Students identify what helped and what hindered the quality of learning and whether certain behaviors had a positive or negative effect. Using a wide range of procedures in the reflection and analysis process keeps group processing vital and interesting. 

It is very important for each group member to receive positive feedback for reflection. This can be done by: having each group focus on one member at a time, having members write a positive comment about each team mate on a card, and having students comment on the proper use of social skills (“I appreciate you when you did…”, “I really liked when you…”) (Johnson, Johnson, & Holubec, 1998).

Reflection procedures

After observing the cooperative groups, the teacher can either give direct feedback or show students the data and have them reach conclusions. When summarizing observation data (charts, observation forms), teachers should encourage students to set personal goals designed to improve their effectiveness within the group. This could be achieved by asking a number of questions inviting self-reflection: 

  • “What actions did you engage in most and least? 

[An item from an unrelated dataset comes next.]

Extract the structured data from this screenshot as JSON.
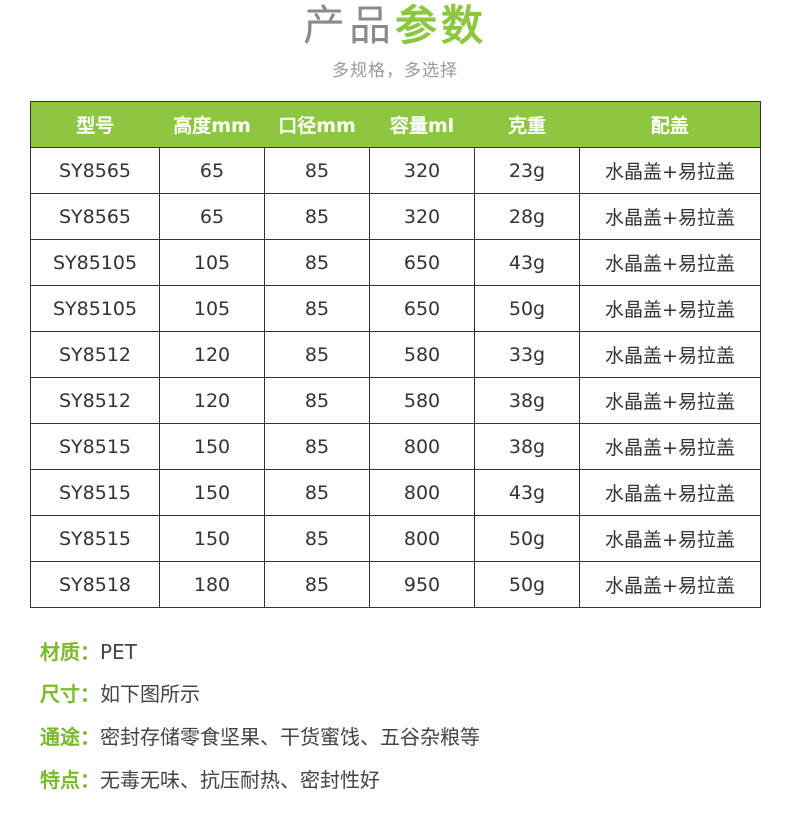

  • What actions were more and least appropriate and helpful under the circumstances? (for example, summarizing right after someone else summarized may be inappropriate and unhelpful) 

  • What actions would have helped the group work more effectively? Decide on a personal goal to increase your effectiveness and share it with the other group members” (Johnson, Johnson, & Holubec, 1998). 

When there is not enough time to reflect or there is no observational data to use (charts, observation forms collected by teacher or observers), the teacher can: a). give group members 60 seconds to identify 3 things other team mates did to help others learn, b). give students a set of questions about the effective use of skills (“How did other group members energize the group?”), or c). include a group-processing question on the assignment sheet. In addition, each group should place a processing summary into its completed academic work folder that is handed into the teacher at the end of each class session (Johnson, Johnson, & Holubec, 1998).

Reference

           Johnson, D., Johnson, R.& Holubec, E. (1998).Cooperation in the classroom. Boston: Allyn and Bacon.